Les adversaires de Jésus qui se recrutaient essentiellement dans les cercles pharisiens pensaient que leurs efforts suffiraient à les sauver. Jésus ne leur reproche certes pas de garder la Thora mais de ne pas être à la hauteur de prétentions. Il faut une justice «supérieure à des pharisiens pour pouvoir entrer dans le royaume de Dieu" déclare-t-il dans le sermon sur la montagne.
Paul, quant à lui, s'est situé dans ce même courant avant son expérience sur le chemin de Damas. Il découvre alors que le temps de la nouvelle alliance est arrivé et que Dieu va écrire la Thora sur des tables de chair et non plus sur des tables de pierre car l'homme est incapable par lui-même de satisfaire les exigences de la Thora, qu'il soit juif ou non !

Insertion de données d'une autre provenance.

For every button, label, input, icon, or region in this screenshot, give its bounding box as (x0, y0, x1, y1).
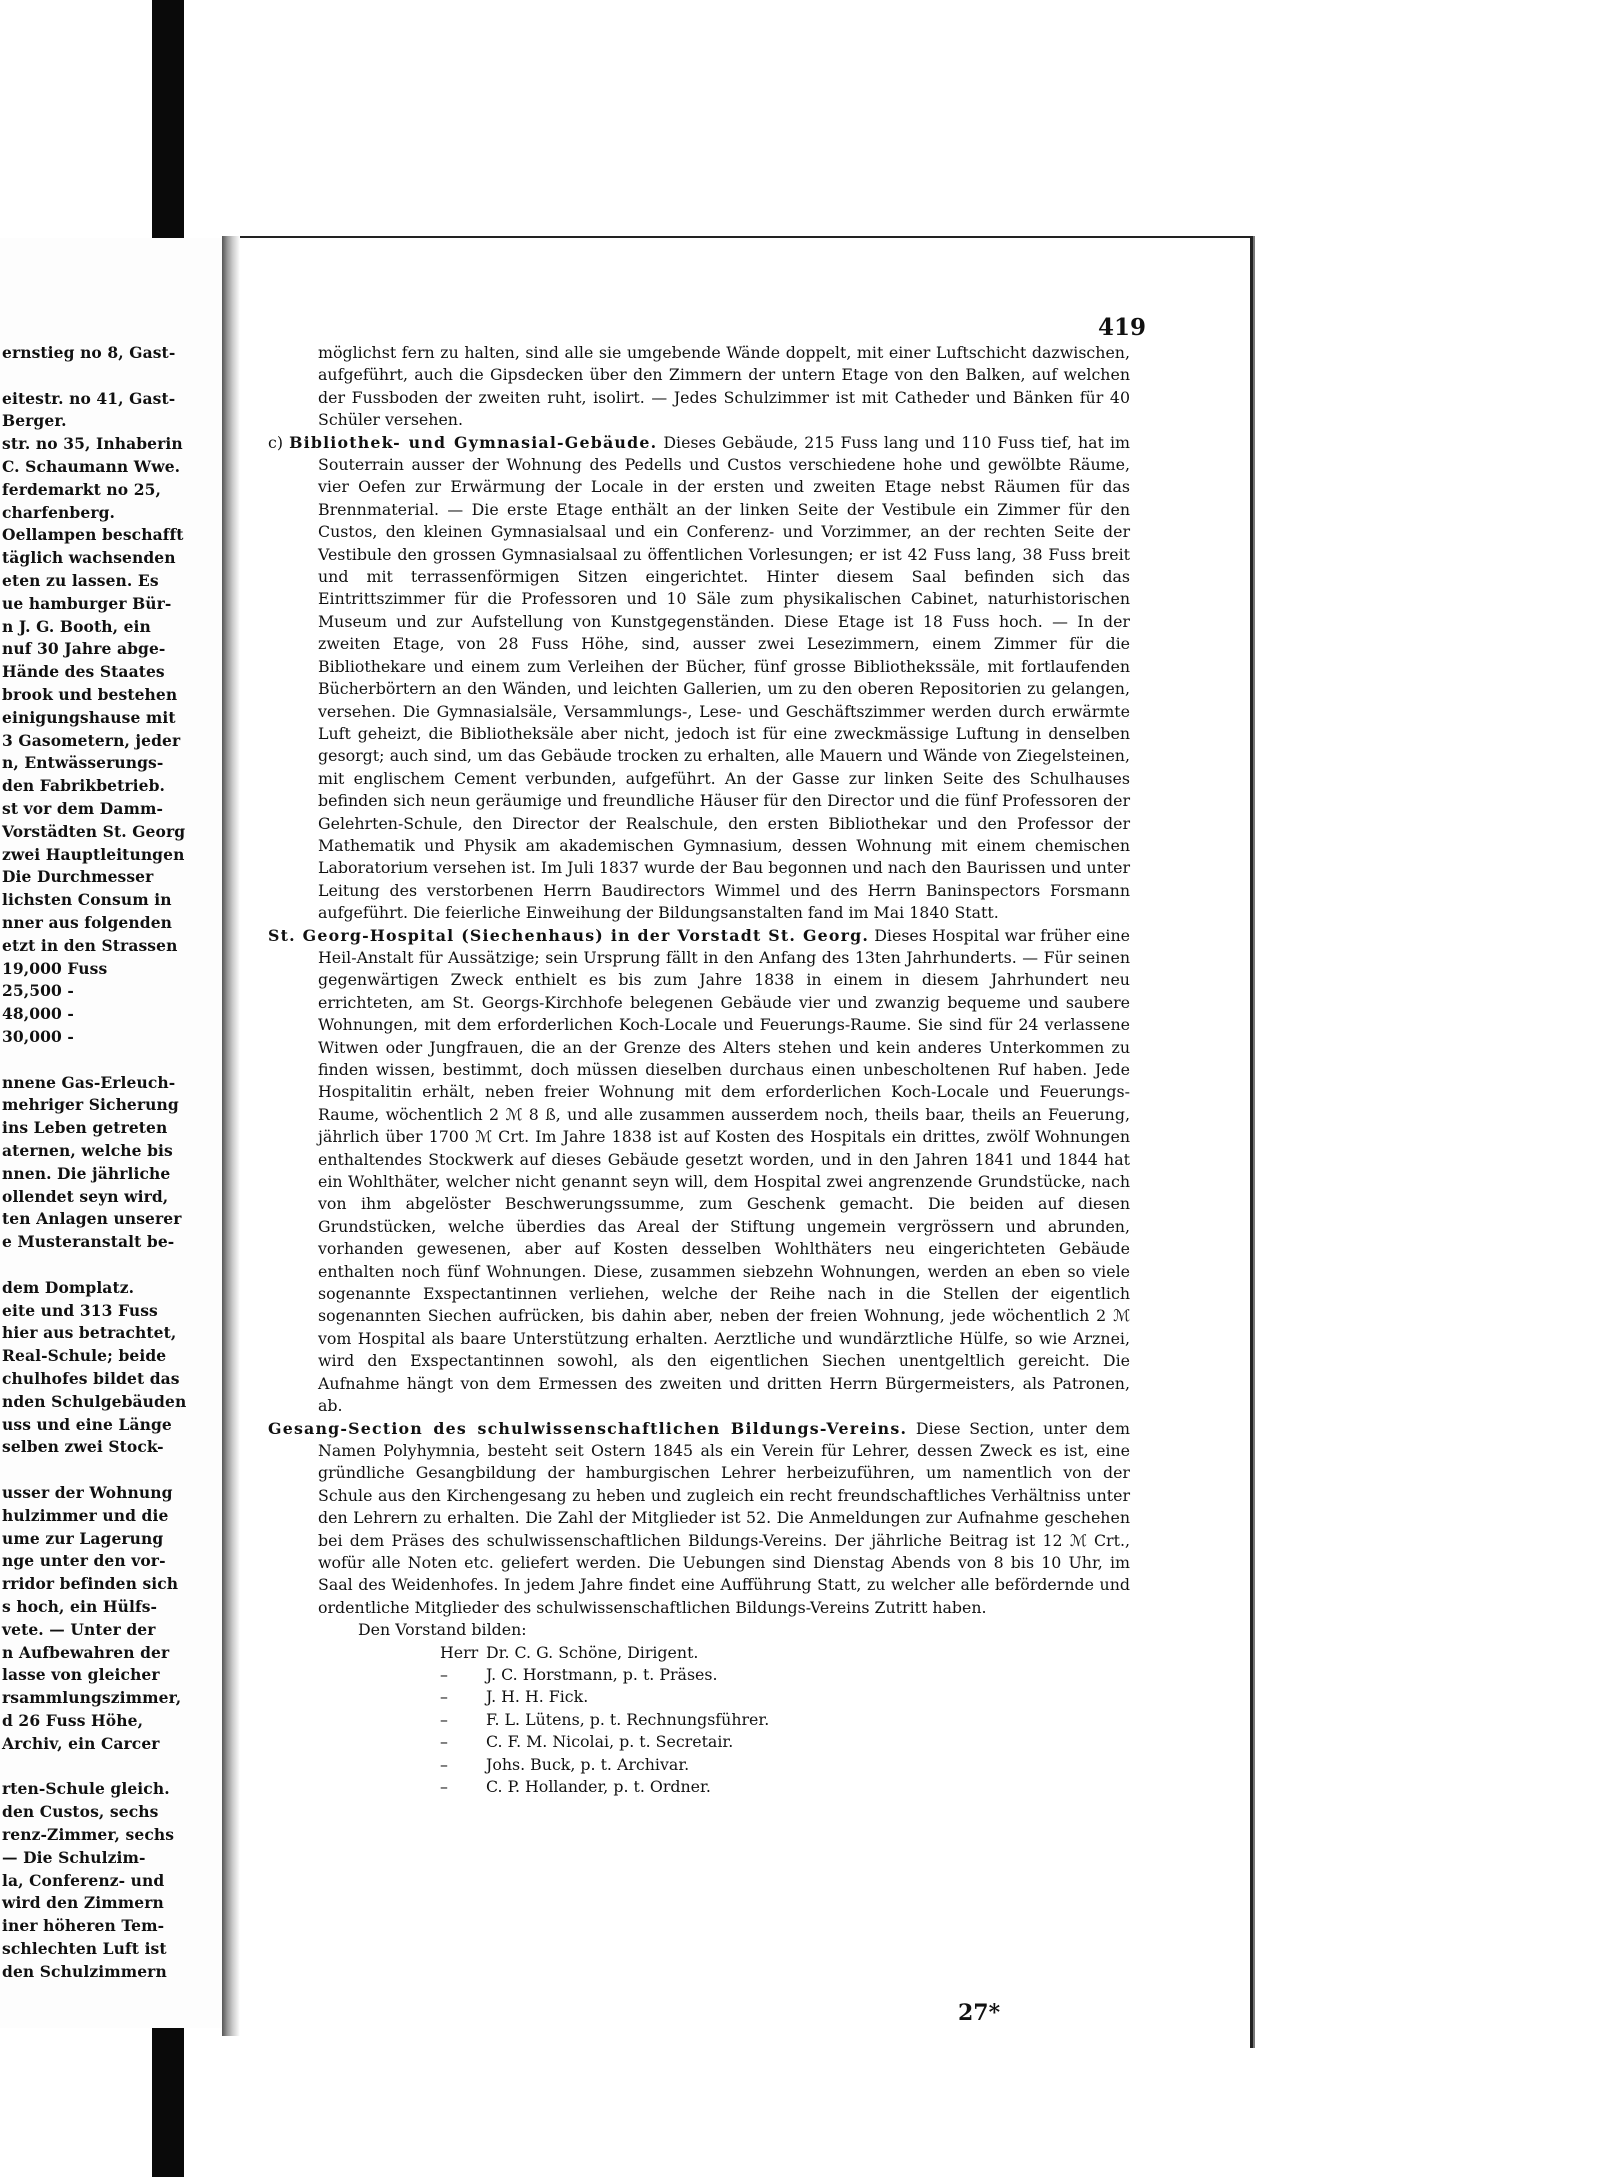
member-dash: – (440, 1754, 448, 1774)
member-prefix: Herr (440, 1642, 479, 1662)
left-page-line: einigungshause mit (2, 707, 176, 727)
left-page-line: eite und 313 Fuss (2, 1300, 158, 1320)
left-page-line: täglich wachsenden (2, 548, 176, 568)
book-gutter (222, 236, 240, 2036)
left-page-line: eten zu lassen. Es (2, 571, 159, 590)
member-dash: – (440, 1732, 448, 1752)
left-page-line: s hoch, ein Hülfs- (2, 1597, 158, 1616)
member-name: J. H. H. Fick. (486, 1687, 589, 1707)
board-member (268, 1754, 1130, 1776)
signature-mark: 27* (958, 2000, 1001, 2026)
left-page-line: ollendet seyn wird, (2, 1186, 169, 1206)
left-page-line: etzt in den Strassen (2, 935, 178, 955)
left-page-line: nge unter den vor- (2, 1551, 166, 1571)
left-page-line: renz-Zimmer, sechs (2, 1825, 175, 1844)
left-page-line: brook und bestehen (2, 685, 178, 704)
left-page-line: Berger. (2, 411, 67, 431)
left-page-line: n J. G. Booth, ein (2, 616, 151, 636)
left-page-line: — Die Schulzim- (2, 1847, 146, 1867)
left-page-fragment (0, 238, 224, 2028)
left-page-line: uss und eine Länge (2, 1414, 172, 1434)
left-page-line: ernstieg no 8, Gast- (2, 343, 176, 362)
left-page-line: 19,000 Fuss (2, 958, 108, 978)
member-dash: – (440, 1664, 448, 1684)
left-page-line: n, Entwässerungs- (2, 753, 164, 773)
left-page-line: rsammlungszimmer, (2, 1688, 182, 1708)
left-page-line: n Aufbewahren der (2, 1642, 170, 1662)
left-page-line: den Custos, sechs (2, 1802, 159, 1822)
left-page-line: C. Schaumann Wwe. (2, 457, 181, 476)
left-page-line: 25,500 - (2, 981, 74, 1001)
left-page-line: den Schulzimmern (2, 1961, 167, 1981)
board-intro: Den Vorstand bilden: (358, 1620, 527, 1640)
left-page-line: ume zur Lagerung (2, 1528, 164, 1548)
paragraph-text: Dieses Gebäude, 215 Fuss lang und 110 Fuss tief, hat im Souterrain ausser der Wohnung des Pedells und Custos verschiedene hohe und gewölbte Räume, vier Oefen zur Erwärmung der Locale in der ersten und zweiten Etage nebst Räumen für das Brennmaterial. — Die erste Etage enthält an der linken Seite der Vestibule ein Zimmer für den Custos, den kleinen Gymnasialsaal und ein Conferenz- und Vorzimmer, an der rechten Seite der Vestibule den grossen Gymnasialsaal zu öffentlichen Vorlesungen; er ist 42 Fuss lang, 38 Fuss breit und mit terrassenförmigen Sitzen eingerichtet. Hinter diesem Saal befinden sich das Eintrittszimmer für die Professoren und 10 Säle zum physikalischen Cabinet, naturhistorischen Museum und zur Aufstellung von Kunstgegenständen. Diese Etage ist 18 Fuss hoch. — In der zweiten Etage, von 28 Fuss Höhe, sind, ausser zwei Lesezimmern, einem Zimmer für die Bibliothekare und einem zum Verleihen der Bücher, fünf grosse Bibliothekssäle, mit fortlaufenden Bücherbörtern an den Wänden, und leichten Gallerien, um zu den oberen Repositorien zu gelangen, versehen. Die Gymnasialsäle, Versammlungs-, Lese- und Geschäftszimmer werden durch erwärmte Luft geheizt, die Bibliotheksäle aber nicht, jedoch ist für eine zweckmässige Luftung in denselben gesorgt; auch sind, um das Gebäude trocken zu erhalten, alle Mauern und Wände von Ziegelsteinen, mit englischem Cement verbunden, aufgeführt. An der Gasse zur linken Seite des Schulhauses befinden sich neun geräumige und freundliche Häuser für den Director und die fünf Professoren der Gelehrten-Schule, den Director der Realschule, den ersten Bibliothekar und den Professor der Mathematik und Physik am akademischen Gymnasium, dessen Wohnung mit einem chemischen Laboratorium versehen ist. Im Juli 1837 wurde der Bau begonnen und nach den Baurissen und unter Leitung des verstorbenen Herrn Baudirectors Wimmel und des Herrn Baninspectors Forsmann aufgeführt. Die feierliche Einweihung der Bildungsanstalten fand im Mai 1840 Statt. (318, 432, 1130, 923)
left-page-line: 48,000 - (2, 1004, 74, 1024)
paragraph-text: möglichst fern zu halten, sind alle sie umgebende Wände doppelt, mit einer Luftschicht dazwischen, aufgeführt, auch die Gipsdecken über den Zimmern der untern Etage von den Balken, auf welchen der Fussboden der zweiten ruht, isolirt. — Jedes Schulzimmer ist mit Catheder und Bänken für 40 Schüler versehen. (318, 343, 1130, 430)
paragraph-heading: St. Georg-Hospital (Siechenhaus) in der Vorstadt St. Georg. (268, 925, 870, 945)
left-page-line: charfenberg. (2, 502, 116, 522)
board-member-list (268, 1642, 1130, 1799)
paragraph-continuation (268, 342, 1130, 432)
left-page-line: dem Domplatz. (2, 1277, 135, 1297)
left-page-line: rridor befinden sich (2, 1574, 179, 1594)
member-dash: – (440, 1777, 448, 1796)
left-page-line: den Fabrikbetrieb. (2, 776, 166, 796)
left-page-line: la, Conferenz- und (2, 1870, 165, 1890)
board-member (268, 1664, 1130, 1686)
left-page-line: iner höheren Tem- (2, 1916, 165, 1936)
left-page-line: Real-Schule; beide (2, 1346, 167, 1366)
member-name: Dr. C. G. Schöne, Dirigent. (486, 1642, 699, 1662)
left-page-line: e Musteranstalt be- (2, 1232, 175, 1252)
paragraph-singing-section (268, 1418, 1130, 1620)
left-page-line: eitestr. no 41, Gast- (2, 388, 176, 408)
paragraph-heading: Gesang-Section des schulwissenschaftlichen Bildungs-Vereins. (268, 1418, 908, 1438)
left-page-line: Archiv, ein Carcer (2, 1733, 160, 1753)
left-page-line: Oellampen beschafft (2, 525, 184, 545)
left-page-line: st vor dem Damm- (2, 799, 164, 818)
page-number: 419 (1098, 314, 1147, 341)
paragraph-marker: c) (268, 432, 290, 452)
board-member (268, 1686, 1130, 1708)
left-page-line: nnen. Die jährliche (2, 1163, 171, 1183)
left-page-line: hier aus betrachtet, (2, 1323, 177, 1343)
left-page-line: Vorstädten St. Georg (2, 821, 186, 841)
left-page-line: vete. — Unter der (2, 1619, 156, 1639)
left-page-line: lasse von gleicher (2, 1665, 160, 1685)
member-name: F. L. Lütens, p. t. Rechnungsführer. (486, 1709, 770, 1729)
left-page-line: chulhofes bildet das (2, 1369, 180, 1388)
left-page-line: selben zwei Stock- (2, 1437, 164, 1457)
left-page-line: 3 Gasometern, jeder (2, 730, 181, 750)
paragraph-hospital (268, 925, 1130, 1418)
left-page-line: ten Anlagen unserer (2, 1209, 182, 1229)
left-page-line: nnene Gas-Erleuch- (2, 1072, 176, 1092)
left-page-line: zwei Hauptleitungen (2, 844, 185, 864)
left-page-line: ins Leben getreten (2, 1118, 168, 1138)
board-member (268, 1731, 1130, 1753)
left-page-line: wird den Zimmern (2, 1893, 164, 1913)
paragraph-heading: Bibliothek- und Gymnasial-Gebäude. (289, 432, 658, 452)
board-member (268, 1642, 1130, 1664)
member-name: C. P. Hollander, p. t. Ordner. (486, 1777, 711, 1796)
member-name: Johs. Buck, p. t. Archivar. (486, 1754, 690, 1774)
board-member (268, 1709, 1130, 1731)
left-page-line: 30,000 - (2, 1027, 74, 1046)
left-page-line: nuf 30 Jahre abge- (2, 639, 166, 659)
member-dash: – (440, 1687, 448, 1707)
paragraph-library (268, 432, 1130, 925)
paragraph-text: Dieses Hospital war früher eine Heil-Anstalt für Aussätzige; sein Ursprung fällt in den Anfang des 13ten Jahrhunderts. — Für seinen gegenwärtigen Zweck enthielt es bis zum Jahre 1838 in einem in diesem Jahrhundert neu errichteten, am St. Georgs-Kirchhofe belegenen Gebäude vier und zwanzig bequeme und saubere Wohnungen, mit dem erforderlichen Koch-Locale und Feuerungs-Raume. Sie sind für 24 verlassene Witwen oder Jungfrauen, die an der Grenze des Alters stehen und kein anderes Unterkommen zu finden wissen, bestimmt, doch müssen dieselben durchaus einen unbescholtenen Ruf haben. Jede Hospitalitin erhält, neben freier Wohnung mit dem erforderlichen Koch-Locale und Feuerungs-Raume, wöchentlich 2 ℳ 8 ß, und alle zusammen ausserdem noch, theils baar, theils an Feuerung, jährlich über 1700 ℳ Crt. Im Jahre 1838 ist auf Kosten des Hospitals ein drittes, zwölf Wohnungen enthaltendes Stockwerk auf dieses Gebäude gesetzt worden, und in den Jahren 1841 und 1844 hat ein Wohlthäter, welcher nicht genannt seyn will, dem Hospital zwei angrenzende Grundstücke, nach von ihm abgelöster Beschwerungssumme, zum Geschenk gemacht. Die beiden auf diesen Grundstücken, welche überdies das Areal der Stiftung ungemein vergrössern und abrunden, vorhanden gewesenen, aber auf Kosten desselben Wohlthäters neu eingerichteten Gebäude enthalten noch fünf Wohnungen. Diese, zusammen siebzehn Wohnungen, werden an eben so viele sogenannte Exspectantinnen verliehen, welche der Reihe nach in die Stellen der eigentlich sogenannten Siechen aufrücken, bis dahin aber, neben der freien Wohnung, jede wöchentlich 2 ℳ vom Hospital als baare Unterstützung erhalten. Aerztliche und wundärztliche Hülfe, so wie Arznei, wird den Exspectantinnen sowohl, als den eigentlichen Siechen unentgeltlich gereicht. Die Aufnahme hängt von dem Ermessen des zweiten und dritten Herrn Bürgermeisters, als Patronen, ab. (318, 925, 1130, 1416)
left-page-line: Die Durchmesser (2, 867, 154, 887)
left-page-line: usser der Wohnung (2, 1483, 173, 1502)
left-page-line: str. no 35, Inhaberin (2, 434, 183, 454)
left-page-line: nden Schulgebäuden (2, 1391, 187, 1411)
left-page-line: Hände des Staates (2, 662, 165, 682)
left-page-line: rten-Schule gleich. (2, 1779, 170, 1799)
board-member (268, 1776, 1130, 1798)
left-page-line: mehriger Sicherung (2, 1095, 179, 1115)
page-body (268, 342, 1130, 1798)
left-page-line: lichsten Consum in (2, 890, 172, 910)
paragraph-text: Diese Section, unter dem Namen Polyhymnia, besteht seit Ostern 1845 als ein Verein für Lehrer, dessen Zweck es ist, eine gründliche Gesangbildung der hamburgischen Lehrer herbeizuführen, um namentlich von der Schule aus den Kirchengesang zu heben und zugleich ein recht freundschaftliches Verhältniss unter den Lehrern zu erhalten. Die Zahl der Mitglieder ist 52. Die Anmeldungen zur Aufnahme geschehen bei dem Präses des schulwissenschaftlichen Bildungs-Vereins. Der jährliche Beitrag ist 12 ℳ Crt., wofür alle Noten etc. geliefert werden. Die Uebungen sind Dienstag Abends von 8 bis 10 Uhr, im Saal des Weidenhofes. In jedem Jahre findet eine Aufführung Statt, zu welcher alle befördernde und ordentliche Mitglieder des schulwissenschaftlichen Bildungs-Vereins Zutritt haben. (318, 1418, 1130, 1617)
left-page-line: nner aus folgenden (2, 913, 173, 932)
left-page-line: ue hamburger Bür- (2, 593, 172, 613)
left-page-line: hulzimmer und die (2, 1505, 169, 1525)
left-page-line: ferdemarkt no 25, (2, 479, 161, 499)
left-page-line: aternen, welche bis (2, 1141, 173, 1160)
member-name: J. C. Horstmann, p. t. Präses. (486, 1664, 718, 1684)
left-page-line: schlechten Luft ist (2, 1939, 167, 1958)
left-page-line: d 26 Fuss Höhe, (2, 1711, 144, 1730)
member-dash: – (440, 1709, 448, 1729)
member-name: C. F. M. Nicolai, p. t. Secretair. (486, 1732, 734, 1752)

La Thora doit être réinterprétée à la lumière des événements eschatologiques que sont la mort et la résurrection de Jésus. De même que ce dernier avait interprété sa propre mort comme l'établissement de cette nouvelle alliance, Paul se réfère à cette réalité prophétisée par Jérémie quand il évoque la coupe de la nouvelle alliance.
LE TEMPS EST ARRIVÉ !
En outre, l'action actuelle du Saint-Esprit montre que le temps annoncé par les prophètes est arrivé. Ainsi, poussé par cet Esprit qui l'anime, Paul fait-il preuve d'une grande liberté dans la réinterprétation de la Thora dont certes la lettre a vieilli mais qui reste cohérente avec la révélation faite à Moïse et qui se situe dans sa continuité. Paul contemple «le visage découvert» la gloire de Dieu, fait comme Moïse office de législateur pour le peuple de la nouvelle alliance.
Pourquoi une telle démarche ? Parce que la Thora contient un certain nombre de malédictions contre tous ceux qui la violent de sorte que de nombreux Juifs de l'époque de Paul auraient été d'accord avec lui pour admettre que par ses désobéissances, le peuple d'Israël se trouvait placé sous le régime des malédictions annoncées par le Deutéronome, comme en témoignait l'occupation romaine.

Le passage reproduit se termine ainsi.